Managed futures used to be a little-known subset of the hedge fund industry, with a meager $10 billion in assets under management as recently as 1990. In the 20+ years since, the industry has become a huge (and growing) part of the world of managed money. The last few years have certainly shaken investors’ faith in the ability of traditional portfolios to withstand severe economic shocks, and they are increasingly turning to managed futures to mitigate their long-tail risk. Via Hedge Funds Review:
While it is no surprise that institutional investment in funds of hedge funds (FoHFs) has fallen dramatically, hedge funds have not gained as much from the focus on tail risk as expected, according to research* by State Street Global Advisors (SSgA). More than 300 institutional investors from Western Europe and the US are united in their interest in using CTA/managed futures as both an effective and value-for-money way to hedge tail risk.
In the US investors have changed their tail risk strategies by allocating more to other alternatives and managed volatility equity strategies at the cost of single-strategy hedge fund and FoHF allocations and direct hedging. In Europe, however, the response has been different. Managed volatility equity strategies have gained most favour with other alternative allocations and managed futures/CTA also benefiting from a shift in allocation.
Long-tail risk, or just tail risk, refers to those huge, rare events that sweep through more often than we’d like to devastate unprepared portfolios (the financial crisis of 2008 comes to mind). And, while past performance is not necessarily indicative of future results, managed futures has historically performed very well during those periods. Just how much has that translated into assets raised? With August’s final tally on the books, BarclayHedge puts the total size of the industry at $334.7 billion. Via Barclayhedge:
Commodity Trading Advisor (CTAs) funds took in $2.1 billion (0.6% of assets) in August, their seventh inflow in the past eight months and a 151% jump from $848 million in July. Three of the six major CTA categories had inflows in August. January to August 2012 flows into CTAs totaled $10.1 billion (2.9% of assets) and 12-month flows totaled $5.9 billion (1.6% of assets).

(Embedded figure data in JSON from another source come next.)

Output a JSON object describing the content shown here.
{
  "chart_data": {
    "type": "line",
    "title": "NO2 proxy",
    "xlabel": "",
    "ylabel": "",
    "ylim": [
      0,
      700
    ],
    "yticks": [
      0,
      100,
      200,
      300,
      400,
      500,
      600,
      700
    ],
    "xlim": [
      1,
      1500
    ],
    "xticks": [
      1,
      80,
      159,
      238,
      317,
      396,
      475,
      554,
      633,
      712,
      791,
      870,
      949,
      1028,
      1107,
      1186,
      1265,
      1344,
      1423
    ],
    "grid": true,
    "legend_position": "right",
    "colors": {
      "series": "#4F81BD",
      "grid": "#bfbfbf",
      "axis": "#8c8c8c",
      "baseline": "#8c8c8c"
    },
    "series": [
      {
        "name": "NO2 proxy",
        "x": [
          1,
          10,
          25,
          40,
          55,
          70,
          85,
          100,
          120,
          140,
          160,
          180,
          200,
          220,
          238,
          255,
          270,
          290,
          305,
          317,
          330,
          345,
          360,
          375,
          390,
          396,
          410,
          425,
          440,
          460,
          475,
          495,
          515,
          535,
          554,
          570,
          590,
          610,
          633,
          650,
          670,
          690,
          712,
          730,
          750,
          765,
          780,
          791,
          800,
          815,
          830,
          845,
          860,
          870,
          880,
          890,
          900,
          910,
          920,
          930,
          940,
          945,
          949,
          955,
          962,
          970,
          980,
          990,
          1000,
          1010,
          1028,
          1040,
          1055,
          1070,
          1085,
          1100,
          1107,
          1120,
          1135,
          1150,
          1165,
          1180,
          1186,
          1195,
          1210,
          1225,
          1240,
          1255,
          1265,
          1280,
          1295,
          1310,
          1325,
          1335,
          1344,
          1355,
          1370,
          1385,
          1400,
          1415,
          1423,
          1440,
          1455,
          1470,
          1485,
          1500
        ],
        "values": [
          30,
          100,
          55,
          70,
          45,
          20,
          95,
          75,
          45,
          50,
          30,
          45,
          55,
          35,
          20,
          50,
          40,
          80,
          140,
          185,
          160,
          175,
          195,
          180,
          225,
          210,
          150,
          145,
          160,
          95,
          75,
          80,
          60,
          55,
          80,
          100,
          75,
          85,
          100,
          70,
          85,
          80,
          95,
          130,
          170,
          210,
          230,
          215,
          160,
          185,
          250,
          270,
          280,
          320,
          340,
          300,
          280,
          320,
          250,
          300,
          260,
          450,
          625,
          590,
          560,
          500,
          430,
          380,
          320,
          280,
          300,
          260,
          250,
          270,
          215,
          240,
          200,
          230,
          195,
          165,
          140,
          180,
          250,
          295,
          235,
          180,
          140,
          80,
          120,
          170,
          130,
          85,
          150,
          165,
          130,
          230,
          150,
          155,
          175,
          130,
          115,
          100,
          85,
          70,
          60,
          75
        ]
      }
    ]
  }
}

As Hedge Funds Review also noted, the world of traditional hedge funds has experienced a net outflow of assets in 2012, declining -0.8% so far this year, in part due to significant outflows from the fund of funds category. Managed futures just keeps on climbing, and now stands at one-fifth the size of the rest of the hedge fund industry. Aside from a dip in AUM between 2008 and 2010, managed futures has experienced fairly consistent growth throughout the last decade:
As we’re fond of saying, the time to diversify is before a crisis hits. With stocks nearly back to their pre-recession levels, now appears to be an excellent opportunity to do just that. And we’re glad to see that at least some investors appear to be taking our advice.